Daha sonra hazır giyim işine girdi “Burcum” adında bir iş yeri açtı. Eski belediye halinin doğu tarafından çıkılan merdivenlerin hemen sağındaydı. Burası da herkesin uğrak yeriydi. Hatta “Burcum” adıyla o kadar bütünleşmiştir ki; Kendisi çoğu kez “Burcum Celal” diye anılır.
Kendisi Battal köyünden olduğu için iş yeri Battal’lıların da uğrak yeriydi.
Köyden gelip heybesini, torbasını oraya koyan, köye götürmek için aldığı “ısmarıçları” yine emaneten onun işyerine koyanlar pek çok olurdu.
Onun mekânında sohbet etmemiş, çayını içmemiş yemeğini yememiş, hatta onun telefonunu kullanmamış pek kimse yok gibidir.
Celal, dürüst bir insandı, nazik, kibar, alçak gönüllü, hoş görülü, herkese iyi davranan, eli açık, gönlü açık, dost canlısı bir insan.
O politika ile uğraşmaz ama bildiklerini söylemekten de çekinmez biridir. Milli ve manevi değerlere de herkesten çok bağlıdır, hiçbir devirde inançlarından taviz vermedi ve vermez de.
Sanırım onun arkadaşlığından herkes memnundu.
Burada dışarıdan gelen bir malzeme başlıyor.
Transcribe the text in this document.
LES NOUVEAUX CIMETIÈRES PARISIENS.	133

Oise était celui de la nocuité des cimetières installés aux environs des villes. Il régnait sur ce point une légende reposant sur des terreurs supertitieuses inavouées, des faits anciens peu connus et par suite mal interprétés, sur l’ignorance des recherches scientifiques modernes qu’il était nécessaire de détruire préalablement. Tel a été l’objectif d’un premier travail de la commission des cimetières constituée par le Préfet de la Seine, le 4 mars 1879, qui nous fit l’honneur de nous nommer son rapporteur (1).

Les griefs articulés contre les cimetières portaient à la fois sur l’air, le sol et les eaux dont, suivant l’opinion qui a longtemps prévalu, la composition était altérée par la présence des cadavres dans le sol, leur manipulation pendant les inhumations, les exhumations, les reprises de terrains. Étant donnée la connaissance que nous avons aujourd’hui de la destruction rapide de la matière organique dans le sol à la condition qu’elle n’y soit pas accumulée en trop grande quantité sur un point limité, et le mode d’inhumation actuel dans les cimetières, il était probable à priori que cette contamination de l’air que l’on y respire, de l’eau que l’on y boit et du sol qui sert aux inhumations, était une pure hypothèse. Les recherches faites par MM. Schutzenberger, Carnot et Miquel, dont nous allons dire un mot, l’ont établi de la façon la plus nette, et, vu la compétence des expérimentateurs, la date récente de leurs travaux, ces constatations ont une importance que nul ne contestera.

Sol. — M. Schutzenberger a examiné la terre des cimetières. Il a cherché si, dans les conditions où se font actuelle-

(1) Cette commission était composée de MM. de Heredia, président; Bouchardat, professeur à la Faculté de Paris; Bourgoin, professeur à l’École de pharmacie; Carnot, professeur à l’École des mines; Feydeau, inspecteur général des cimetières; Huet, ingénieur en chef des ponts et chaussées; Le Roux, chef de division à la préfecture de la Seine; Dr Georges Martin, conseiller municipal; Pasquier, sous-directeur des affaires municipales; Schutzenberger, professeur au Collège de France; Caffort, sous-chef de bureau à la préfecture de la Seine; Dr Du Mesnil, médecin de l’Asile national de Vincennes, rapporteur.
Hala da memnundur. Onun kapısı, gönlü gibi herkese her zaman açık olmuştur. Kimseyi geri çevirmemiş, herkese güler yüz göstermiştir.
O herkese dosttur. Arkadaştır, vefalıdır, iyi bir insandır.
Son yıllarda bazı ekonomik sıkıntılar geçirdi ama onu da atlatmasını bildi.
Şimdi Sivas caddesinde bulunan mütevazı işyerinde ticari hayatiyetini devam ettiriyor.
Allah yardımcın olsun sevgili kardeşim, arkadaşım, Celal Çetin..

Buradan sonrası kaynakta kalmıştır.